Official Ottawa gathered at the Chateau Laurier on April 13, 1925 to pay tribute to the voice of Confederation, Thomas D’Arcy McGee. A non-partisan dinner, organized by Liberal MP Charles Murphy, was held to mark the centennial of McGee’s birth. One of the best speeches of the night was delivered by former and future Prime Minister Arthur Meighen. You will find his address below.
Rt. Hon. Arthur Meighen: The story of a nation’s heroes is the fountain from which it draws the wine of its later life. There is no inspiration that quickens the ambition of youth, stimulates public service and deepens love of country like the memory of great men who have gone.
England has erected her empire of today around the names of Cromwell, of Bacon, of Newton, of Shakespeare, of Pitt, and Burke, and Wellington, and Canning, and a hundred other luminous figures who have adorned her past. The flames of Italian patriotism have been fed for generations at the shrine of Cavour, of Garibaldi, and of Mazzini, and in France there is not a home that has resounded with the praises of Charlemagne, of Colbert, of Richelieu, and of Napoleon; while in the United States, the perfection of modern democracy, tens of millions of citizens do homage to the memory of Washington, of Franklin, of Marshall, of Lincoln, and of Grant.
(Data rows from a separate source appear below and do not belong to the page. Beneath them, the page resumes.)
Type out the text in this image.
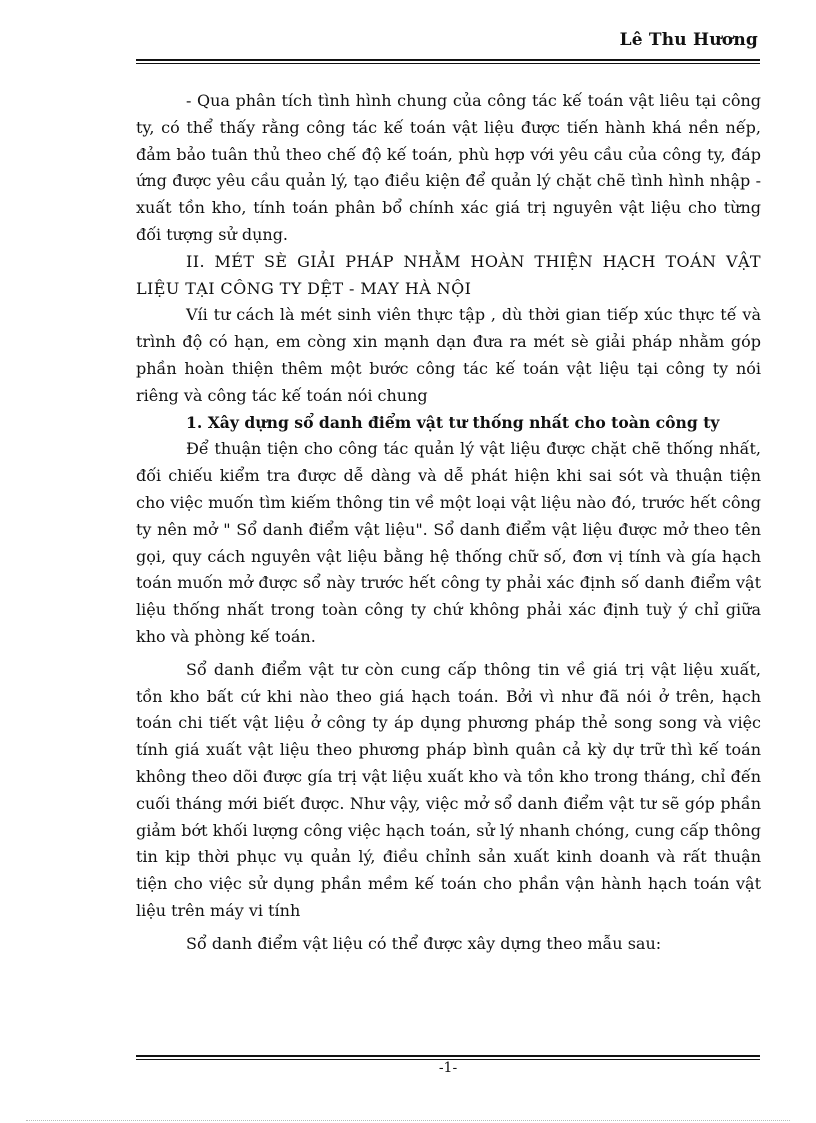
Lê Thu Hương

- Qua phân tích tình hình chung của công tác kế toán vật liêu tại công ty, có thể thấy rằng công tác kế toán vật liệu được tiến hành khá nền nếp, đảm bảo tuân thủ theo chế độ kế toán, phù hợp với yêu cầu của công ty, đáp ứng được yêu cầu quản lý, tạo điều kiện để quản lý chặt chẽ tình hình nhập - xuất tồn kho, tính toán phân bổ chính xác giá trị nguyên vật liệu cho từng đối tượng sử dụng.

II. MÉT SÈ GIẢI PHÁP NHẰM HOÀN THIỆN HẠCH TOÁN VẬT LIỆU TẠI CÔNG TY DỆT - MAY HÀ NỘI

Víi tư cách là mét sinh viên thực tập , dù thời gian tiếp xúc thực tế và trình độ có hạn, em còng xin mạnh dạn đưa ra mét sè giải pháp nhằm góp phần hoàn thiện thêm một bước công tác kế toán vật liệu tại công ty nói riêng và công tác kế toán nói chung

1. Xây dựng sổ danh điểm vật tư thống nhất cho toàn công ty

Để thuận tiện cho công tác quản lý vật liệu được chặt chẽ thống nhất, đối chiếu kiểm tra được dễ dàng và dễ phát hiện khi sai sót và thuận tiện cho việc muốn tìm kiếm thông tin về một loại vật liệu nào đó, trước hết công ty nên mở " Sổ danh điểm vật liệu". Sổ danh điểm vật liệu được mở theo tên gọi, quy cách nguyên vật liệu bằng hệ thống chữ số, đơn vị tính và gía hạch toán muốn mở được sổ này trước hết công ty phải xác định số danh điểm vật liệu thống nhất trong toàn công ty chứ không phải xác định tuỳ ý chỉ giữa kho và phòng kế toán.

Sổ danh điểm vật tư còn cung cấp thông tin về giá trị vật liệu xuất, tồn kho bất cứ khi nào theo giá hạch toán. Bởi vì như đã nói ở trên, hạch toán chi tiết vật liệu ở công ty áp dụng phương pháp thẻ song song và việc tính giá xuất vật liệu theo phương pháp bình quân cả kỳ dự trữ thì kế toán không theo dõi được gía trị vật liệu xuất kho và tồn kho trong tháng, chỉ đến cuối tháng mới biết được. Như vậy, việc mở sổ danh điểm vật tư sẽ góp phần giảm bớt khối lượng công việc hạch toán, sử lý nhanh chóng, cung cấp thông tin kịp thời phục vụ quản lý, điều chỉnh sản xuất kinh doanh và rất thuận tiện cho việc sử dụng phần mềm kế toán cho phần vận hành hạch toán vật liệu trên máy vi tính

Sổ danh điểm vật liệu có thể được xây dựng theo mẫu sau:

-1-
Canada has now reached a time when the lives at least of her founders have receded out of politics into history. There are no controversies of today which date back to the era of Confederation—nothing left now to distort the perspective with which we can view the men of that time and measure their powers, their motives, and their achievements. There are some of those giants who have stood every test, who have grown in stature through half a century of criticism and whose place in our annals is now forever secure. One of these is Thomas D’Arcy McGee.
With unreserved enthusiasm I congratulate the authors of tonight’s event—and particularly Honourable Charles Murphy to whom we owe its inception and to whose driving power we certainly owe its success. It will be a good thing for the national spirit of Canada; it will help develop a real national personality when we can all join in veneration of the great deeds of the fathers of our country.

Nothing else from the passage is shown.